Temprano, como cada martes, jueves, sábado y domingo, la Feria Franca de la localidad comienza a tomar forma. Los puestos se levantan de a poco, el movimiento crece y los productores locales llegan con sus cosechas frescas, resultado de días de trabajo en la tierra. En ese escenario, uno de los espacios que refleja con claridad el valor de la producción orgánica es la chacra Amarantus, impulsada por Iván Árnica, quien forma parte de una red de chacras productivas de REPACA.

La feria no es solo un lugar de venta: es también un punto de encuentro entre productores y vecinos, donde se pone en valor una forma distinta de producir alimentos. En ese contexto, la propuesta de Amarantus se destaca por su compromiso con la agroecología, apostando a una producción que prioriza el cuidado del suelo, la salud de quienes consumen y el equilibrio con el entorno natural.


Desde la mirada de Árnica, la verdura que llega a la feria no es simplemente un producto más. Detrás de cada hoja, cada raíz y cada fruto, hay un proceso que implica planificación, conocimiento y una fuerte conexión con la tierra. La producción orgánica requiere tiempos distintos, respeto por los ciclos naturales y una lógica que se aleja de los métodos convencionales intensivos.

La chacra Amarantus forma parte de una red más amplia de productores que, a través de REPACA, trabajan de manera articulada para fortalecer la producción local y garantizar alimentos sanos. Esta red no solo permite compartir saberes y experiencias, sino también sostener un modelo productivo que apuesta por la soberanía alimentaria y el desarrollo regional.

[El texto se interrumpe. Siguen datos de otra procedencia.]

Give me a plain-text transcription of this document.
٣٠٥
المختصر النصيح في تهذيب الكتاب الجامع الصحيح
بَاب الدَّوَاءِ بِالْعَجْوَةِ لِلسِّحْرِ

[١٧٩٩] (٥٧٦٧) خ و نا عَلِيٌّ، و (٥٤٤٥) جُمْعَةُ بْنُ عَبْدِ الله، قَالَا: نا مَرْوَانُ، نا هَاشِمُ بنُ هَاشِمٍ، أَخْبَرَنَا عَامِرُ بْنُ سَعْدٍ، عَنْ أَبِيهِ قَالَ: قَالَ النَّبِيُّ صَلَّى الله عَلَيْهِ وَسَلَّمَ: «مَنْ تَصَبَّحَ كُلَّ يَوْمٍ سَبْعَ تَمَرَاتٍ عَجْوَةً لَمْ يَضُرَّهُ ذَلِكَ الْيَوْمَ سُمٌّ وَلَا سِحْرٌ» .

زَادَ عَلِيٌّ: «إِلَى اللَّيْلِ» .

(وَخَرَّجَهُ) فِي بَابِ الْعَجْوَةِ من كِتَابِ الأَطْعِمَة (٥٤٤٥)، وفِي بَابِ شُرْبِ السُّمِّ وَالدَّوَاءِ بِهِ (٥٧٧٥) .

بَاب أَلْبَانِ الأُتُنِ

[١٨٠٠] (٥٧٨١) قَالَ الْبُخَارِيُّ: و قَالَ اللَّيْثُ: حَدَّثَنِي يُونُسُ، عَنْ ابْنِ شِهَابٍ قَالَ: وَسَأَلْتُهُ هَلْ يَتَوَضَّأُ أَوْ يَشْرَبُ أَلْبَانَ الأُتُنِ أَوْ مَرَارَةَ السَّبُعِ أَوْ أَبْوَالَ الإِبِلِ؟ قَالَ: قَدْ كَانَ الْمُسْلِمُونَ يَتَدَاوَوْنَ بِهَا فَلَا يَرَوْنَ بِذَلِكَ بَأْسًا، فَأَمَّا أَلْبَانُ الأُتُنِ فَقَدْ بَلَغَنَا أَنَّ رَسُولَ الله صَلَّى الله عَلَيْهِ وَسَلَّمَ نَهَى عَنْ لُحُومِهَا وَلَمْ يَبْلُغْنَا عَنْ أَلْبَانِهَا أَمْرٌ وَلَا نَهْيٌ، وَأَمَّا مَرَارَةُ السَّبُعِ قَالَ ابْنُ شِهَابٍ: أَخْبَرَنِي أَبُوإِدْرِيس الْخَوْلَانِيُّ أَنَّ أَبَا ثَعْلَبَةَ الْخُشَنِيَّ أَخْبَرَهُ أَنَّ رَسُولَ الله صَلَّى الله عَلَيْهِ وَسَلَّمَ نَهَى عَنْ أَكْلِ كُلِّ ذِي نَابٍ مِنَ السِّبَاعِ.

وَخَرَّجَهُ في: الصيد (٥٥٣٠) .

En la Comarca Andina, este tipo de iniciativas cobra especial relevancia. La cercanía entre quienes producen y quienes consumen genera un vínculo de confianza que se traduce en un creciente interés por los alimentos orgánicos. La feria, en este sentido, funciona como una vidriera de ese trabajo cotidiano que muchas veces comienza antes del amanecer.

Mientras los puestos terminan de armarse y los primeros vecinos se acercan a recorrer, la presencia de productores como Iván Árnica reafirma una tendencia que sigue creciendo: la elección de alimentos que no solo alimentan, sino que también cuentan una historia, la de quienes apuestan por una forma más consciente y sustentable de producir en la región.